I solved the 250 pt problem (problem set 5) very quickly, which is good because I didn't end up solving the 750 pt one at all. The 250 pt problem was

You are given a tuple (integer) f that describes a set of values from a function f. The x-th element (zero-indexed) is the value of f(x). The function is not convex at a particular x value if there exist y and z values such that y < x < z, and the point (x, f(x)) lies strictly above the line between points (y, f(y)) and (z, f(z)) in the Cartesian plane. All x, y, and z values must be between 0 and n-1, inclusive, where n is the number of elements in f. Return the number of places where f is not convex.

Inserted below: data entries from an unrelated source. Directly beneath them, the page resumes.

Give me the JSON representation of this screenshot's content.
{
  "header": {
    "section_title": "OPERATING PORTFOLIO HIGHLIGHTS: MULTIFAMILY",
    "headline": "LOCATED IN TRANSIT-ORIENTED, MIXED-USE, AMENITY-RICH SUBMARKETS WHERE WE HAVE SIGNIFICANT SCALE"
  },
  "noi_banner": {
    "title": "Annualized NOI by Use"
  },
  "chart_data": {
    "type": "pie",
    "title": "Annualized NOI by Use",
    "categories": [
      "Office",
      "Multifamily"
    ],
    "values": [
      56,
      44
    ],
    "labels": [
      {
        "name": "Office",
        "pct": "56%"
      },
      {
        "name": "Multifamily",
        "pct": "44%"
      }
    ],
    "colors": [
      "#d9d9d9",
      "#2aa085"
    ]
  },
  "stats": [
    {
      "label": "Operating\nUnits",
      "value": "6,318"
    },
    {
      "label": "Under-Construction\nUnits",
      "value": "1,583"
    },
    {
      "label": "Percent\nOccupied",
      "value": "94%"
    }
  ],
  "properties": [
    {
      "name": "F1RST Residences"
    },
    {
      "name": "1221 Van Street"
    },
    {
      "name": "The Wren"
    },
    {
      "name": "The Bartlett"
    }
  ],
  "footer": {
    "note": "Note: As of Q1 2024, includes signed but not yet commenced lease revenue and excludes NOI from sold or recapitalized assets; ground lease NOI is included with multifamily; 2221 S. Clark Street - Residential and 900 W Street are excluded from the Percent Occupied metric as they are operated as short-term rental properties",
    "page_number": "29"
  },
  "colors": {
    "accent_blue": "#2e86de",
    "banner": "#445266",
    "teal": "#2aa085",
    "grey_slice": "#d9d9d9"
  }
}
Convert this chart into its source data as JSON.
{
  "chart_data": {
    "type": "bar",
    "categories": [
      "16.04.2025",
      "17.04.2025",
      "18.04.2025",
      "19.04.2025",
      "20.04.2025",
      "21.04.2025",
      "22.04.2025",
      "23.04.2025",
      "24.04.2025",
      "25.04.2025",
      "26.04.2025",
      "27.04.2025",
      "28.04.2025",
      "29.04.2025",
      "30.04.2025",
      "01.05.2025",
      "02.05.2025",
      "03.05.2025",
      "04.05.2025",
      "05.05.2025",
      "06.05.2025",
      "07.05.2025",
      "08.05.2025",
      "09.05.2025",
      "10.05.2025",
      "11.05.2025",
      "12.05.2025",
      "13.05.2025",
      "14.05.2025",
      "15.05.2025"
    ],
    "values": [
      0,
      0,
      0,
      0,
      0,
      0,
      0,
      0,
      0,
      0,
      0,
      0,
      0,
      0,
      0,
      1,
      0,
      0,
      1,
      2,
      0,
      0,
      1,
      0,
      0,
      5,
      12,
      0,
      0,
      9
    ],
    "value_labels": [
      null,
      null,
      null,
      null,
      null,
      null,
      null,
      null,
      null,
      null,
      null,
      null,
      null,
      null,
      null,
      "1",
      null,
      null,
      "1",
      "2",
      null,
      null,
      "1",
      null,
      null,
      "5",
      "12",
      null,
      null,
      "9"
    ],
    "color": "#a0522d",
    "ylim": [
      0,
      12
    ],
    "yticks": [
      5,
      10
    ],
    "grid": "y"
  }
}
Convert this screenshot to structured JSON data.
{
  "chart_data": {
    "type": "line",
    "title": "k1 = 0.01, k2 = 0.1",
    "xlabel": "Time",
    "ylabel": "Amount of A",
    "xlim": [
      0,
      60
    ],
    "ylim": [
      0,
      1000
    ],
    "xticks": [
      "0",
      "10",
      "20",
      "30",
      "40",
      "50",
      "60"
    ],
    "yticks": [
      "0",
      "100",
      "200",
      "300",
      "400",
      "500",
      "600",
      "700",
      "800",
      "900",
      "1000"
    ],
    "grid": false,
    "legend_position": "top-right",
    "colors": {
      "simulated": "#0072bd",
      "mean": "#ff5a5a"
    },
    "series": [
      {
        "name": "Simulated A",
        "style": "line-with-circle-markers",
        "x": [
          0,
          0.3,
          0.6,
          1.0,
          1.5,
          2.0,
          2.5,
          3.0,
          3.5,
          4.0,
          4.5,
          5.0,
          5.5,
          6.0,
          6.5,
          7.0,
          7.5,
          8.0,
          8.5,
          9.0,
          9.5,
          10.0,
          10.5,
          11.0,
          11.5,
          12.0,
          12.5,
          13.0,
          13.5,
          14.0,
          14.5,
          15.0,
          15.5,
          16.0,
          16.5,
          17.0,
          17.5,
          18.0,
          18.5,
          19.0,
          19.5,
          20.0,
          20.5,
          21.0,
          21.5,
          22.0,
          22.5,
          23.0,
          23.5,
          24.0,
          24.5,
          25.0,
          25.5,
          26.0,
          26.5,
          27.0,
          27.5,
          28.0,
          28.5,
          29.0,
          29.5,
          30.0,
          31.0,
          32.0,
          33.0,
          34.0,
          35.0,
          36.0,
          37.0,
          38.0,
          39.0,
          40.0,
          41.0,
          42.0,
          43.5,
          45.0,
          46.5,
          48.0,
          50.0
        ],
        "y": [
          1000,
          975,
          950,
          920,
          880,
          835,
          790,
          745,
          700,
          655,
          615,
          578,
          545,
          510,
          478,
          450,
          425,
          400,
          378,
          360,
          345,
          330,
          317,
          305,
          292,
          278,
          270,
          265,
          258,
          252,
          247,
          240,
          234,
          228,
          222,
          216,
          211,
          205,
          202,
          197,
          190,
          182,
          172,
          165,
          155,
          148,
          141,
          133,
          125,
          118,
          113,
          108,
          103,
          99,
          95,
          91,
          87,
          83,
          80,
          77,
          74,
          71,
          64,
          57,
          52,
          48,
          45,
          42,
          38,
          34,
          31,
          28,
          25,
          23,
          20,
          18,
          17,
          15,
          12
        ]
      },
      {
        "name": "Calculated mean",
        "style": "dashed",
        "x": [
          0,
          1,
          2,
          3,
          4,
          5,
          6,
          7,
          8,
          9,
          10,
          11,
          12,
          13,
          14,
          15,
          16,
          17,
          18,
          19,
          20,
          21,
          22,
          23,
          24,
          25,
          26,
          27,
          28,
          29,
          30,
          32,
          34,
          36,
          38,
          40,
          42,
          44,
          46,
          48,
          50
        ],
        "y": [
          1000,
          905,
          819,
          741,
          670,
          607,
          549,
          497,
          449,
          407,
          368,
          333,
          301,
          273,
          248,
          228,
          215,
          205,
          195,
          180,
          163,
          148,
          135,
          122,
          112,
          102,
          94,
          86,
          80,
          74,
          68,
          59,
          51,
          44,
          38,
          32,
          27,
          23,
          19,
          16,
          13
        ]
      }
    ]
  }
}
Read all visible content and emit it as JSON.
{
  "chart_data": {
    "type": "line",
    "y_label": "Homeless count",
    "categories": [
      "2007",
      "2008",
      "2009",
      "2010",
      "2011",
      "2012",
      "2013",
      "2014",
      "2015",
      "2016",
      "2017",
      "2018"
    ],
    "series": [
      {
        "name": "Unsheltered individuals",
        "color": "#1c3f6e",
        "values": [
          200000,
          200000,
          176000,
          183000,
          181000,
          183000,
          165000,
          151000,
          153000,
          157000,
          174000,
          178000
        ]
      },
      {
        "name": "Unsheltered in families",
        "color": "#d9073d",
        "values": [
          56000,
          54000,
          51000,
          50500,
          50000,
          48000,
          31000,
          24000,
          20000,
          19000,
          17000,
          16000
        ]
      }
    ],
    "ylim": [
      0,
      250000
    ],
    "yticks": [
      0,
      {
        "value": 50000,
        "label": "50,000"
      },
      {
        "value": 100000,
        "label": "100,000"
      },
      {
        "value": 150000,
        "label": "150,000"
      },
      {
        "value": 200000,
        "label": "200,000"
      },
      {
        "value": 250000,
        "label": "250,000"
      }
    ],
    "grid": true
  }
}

Here was my brute force solution:

class point:
    def __init__(self, x=0, y=0):
        self.x = x
        self.y = y

def convex(x, f):
    fx = f[x]
    for y in xrange(x):
        fy = f[y]
        for z in xrange(x + 1, len(f)):
            fz = f[z]
            if above(point(x, fx), point(y, fy), point(z, fz)):
                return True
    return False

def above(x, y, z):
    slope = (z.y - y.y) / float(z.x - y.x)
    lineatx = y.y + slope * (x.x - y.x)
    return x.y > lineatx

class ConvexityIssues:
    def howMany(self, f):
        return sum(int(convex(x, f)) for x in xrange(len(f)))

The other problem was more interesting. A brute-force solution here is just too slow for a 16x16 matrix (i.e., 16! = 20922789888000 permutations) and I couldn't figure out the pattern in time to construct a better algorithm.

The permanent of a nxn matrix A is equal to the sum of A[1][p[1]] * A[2][p[2]] * ... * A[n][p[n]] over all permutations p of the set {1, 2, ... , n}.

You will be given a tuple (string) matrix, where each element contains a single space delimited list of integers. The jth integer in the ith element represents the value of A[i][j]. Return the int represented by the last four digits of the permanent of the given matrix.

There's also a discussion thread about this question for the curious.

This is probably as far as my CodeJam career goes since I don't really have time to practice for the next round, and this part of my brain is clearly rusty. Still, I enjoy it, especially in Python. Thanks, Google!

Comments

Anonymous said…
Thanks for posting the problems as I forgot to sign up. I worked out a python solution for the other one this afternoon and did a short writeup.

Good luck in the semi-finals.
Anonymous said…
hey, I got the same question. I also used brute force and it doesn't work with the larger matrices.